— Сильно нельзя, — ответил с акцентом Hay, — лак возьмет из кожи воду, всю-всю; ты будешь походить на мумию, такой неживой весь.
— Пусть будет так, — заупрямился Энрик, — я начну с «Апокалипсиса».
— Там ангел, красивый, — не сдавался Hay, — а не Смерть.
— Тогда подсуши тело, а лицо оставь как есть. Хотя — мне не хочется потеть.
— Здесь тебя поймут, — Hay сменил баллончик, — здесь твой народ. А на коже капли воды — тоже красиво.
— Доводку буду делать сам, — сказал Энрик, изгибаясь и подставляя то руку, то бедро под распылитель.

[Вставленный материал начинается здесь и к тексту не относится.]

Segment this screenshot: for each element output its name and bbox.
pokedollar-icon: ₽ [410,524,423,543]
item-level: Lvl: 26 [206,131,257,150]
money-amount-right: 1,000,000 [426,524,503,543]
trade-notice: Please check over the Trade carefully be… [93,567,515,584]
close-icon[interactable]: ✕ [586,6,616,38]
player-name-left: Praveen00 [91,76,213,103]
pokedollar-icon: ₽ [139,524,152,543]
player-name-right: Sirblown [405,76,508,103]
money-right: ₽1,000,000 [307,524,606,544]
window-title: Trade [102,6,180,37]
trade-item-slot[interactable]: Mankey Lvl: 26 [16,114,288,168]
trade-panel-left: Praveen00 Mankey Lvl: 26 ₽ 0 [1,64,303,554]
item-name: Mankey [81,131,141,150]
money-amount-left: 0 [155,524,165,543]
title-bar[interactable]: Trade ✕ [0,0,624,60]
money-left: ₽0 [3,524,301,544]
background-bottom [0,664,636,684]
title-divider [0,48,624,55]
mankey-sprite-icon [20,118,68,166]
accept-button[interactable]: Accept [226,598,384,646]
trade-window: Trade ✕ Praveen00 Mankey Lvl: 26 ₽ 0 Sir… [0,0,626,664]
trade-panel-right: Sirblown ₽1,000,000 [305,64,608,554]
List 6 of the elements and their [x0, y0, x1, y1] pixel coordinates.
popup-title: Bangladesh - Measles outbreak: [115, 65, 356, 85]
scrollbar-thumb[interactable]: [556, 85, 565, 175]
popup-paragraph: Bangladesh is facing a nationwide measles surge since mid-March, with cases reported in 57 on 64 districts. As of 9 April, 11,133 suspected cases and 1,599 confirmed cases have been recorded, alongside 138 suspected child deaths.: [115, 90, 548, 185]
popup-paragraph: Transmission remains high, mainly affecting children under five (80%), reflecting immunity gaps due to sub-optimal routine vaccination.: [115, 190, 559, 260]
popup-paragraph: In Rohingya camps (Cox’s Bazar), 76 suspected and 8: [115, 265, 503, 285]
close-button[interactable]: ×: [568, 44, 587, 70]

Энрик велел всем уйти и остался один. Отовсюду на него смотрело собственное отражение. Его лицо и глаза. Нет, не его. Все волосы на теле, даже пушковые на лице, сведены эпиляторами. Вся кожа залита лаком. Исчезла мягкая матовость, зато четко проступили линии контуров, мышцы заиграли под кожей. Абсолютно ровные линии, лицо — как скульптура, волосы лежат плотной лепкой, завиток к завитку. Туанские традиции, туанские технологии; когда лазер считывает рельеф твоего лица и создает голограмму, увеличенную в десятки тысяч раз, любой волосок превращается в бревно, а прыщик — в холм; даже естественный рельеф человеческой кожи — сеточка-многогранник с радужным отблеском — разрастается во рвы, овраги и булыжники. Гладкость должна быть идеальной; Энрик сам переставал узнавать себя после превращения. Я ли это? Но кто же тогда? Я — звучит где-то в глубине, — я избран. Я должен идти, нести весть о Друге, я не могу сойти с этого пути.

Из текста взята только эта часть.